“Ay,” said Parkin, “but this is at night; and, now I think of it, I met him t'other day, about dusk, galloping east, as hard as he could go.”
“My information is from a sure source,” said Grotait, stiffly.
Parkin.—“What is to be done?”
Jobson.—“Is he worth another strike?”
Potter.—“The time is unfavorable: here's a slap of dull trade.”
The three then put their heads together, and various plans were suggested and discussed, and, as the parties were not now before the public, that horror of gunpowder, vitriol, and life-preservers, which figured in their notices and resolutions, did not appear in their conversation. Grotait alone was silent and doubtful. This Grotait was the greatest fanatic of the four, and, like all fanatics, capable of vast cruelty: but his cruelty lay in his head, rather than in his heart. Out of Trade questions, the man, though vain and arrogant, was of a genial and rather a kindly nature; and, even in Trade questions, being more intelligent than his fellows, he was sometimes infested with a gleam of humanity.
His bigotry was, at this moment, disturbed by a visitation of that kind.

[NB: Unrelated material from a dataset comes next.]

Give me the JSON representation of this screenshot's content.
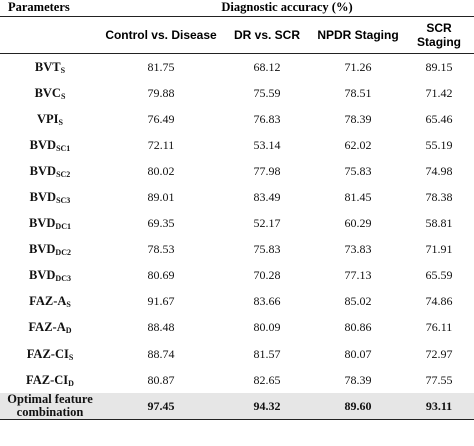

“I'm perplexed,” said he: “I don't often hesitate on a Trade question neither. But the men we have done were always low-lived blackguards, who would have destroyed us, if we had not disabled them. Now this Little is a decent young chap. He struck at the root of our Trades, so long as he wrought openly. But on the sly, and nobody knowing but ourselves, mightn't it be as well to shut our eyes a bit? My informant is not in trade.”
The other three took a more personal view of the matter. Little was outwitting, and resisting them. They saw nothing for it but to stop him, by hook or by crook.
While they sat debating his case in whispers, and with their heads so close you might have covered them all with a tea-tray, a clear musical voice was heard to speak to the barmaid, and, by her direction, in walked into the council-chamber—Mr. Henry Little.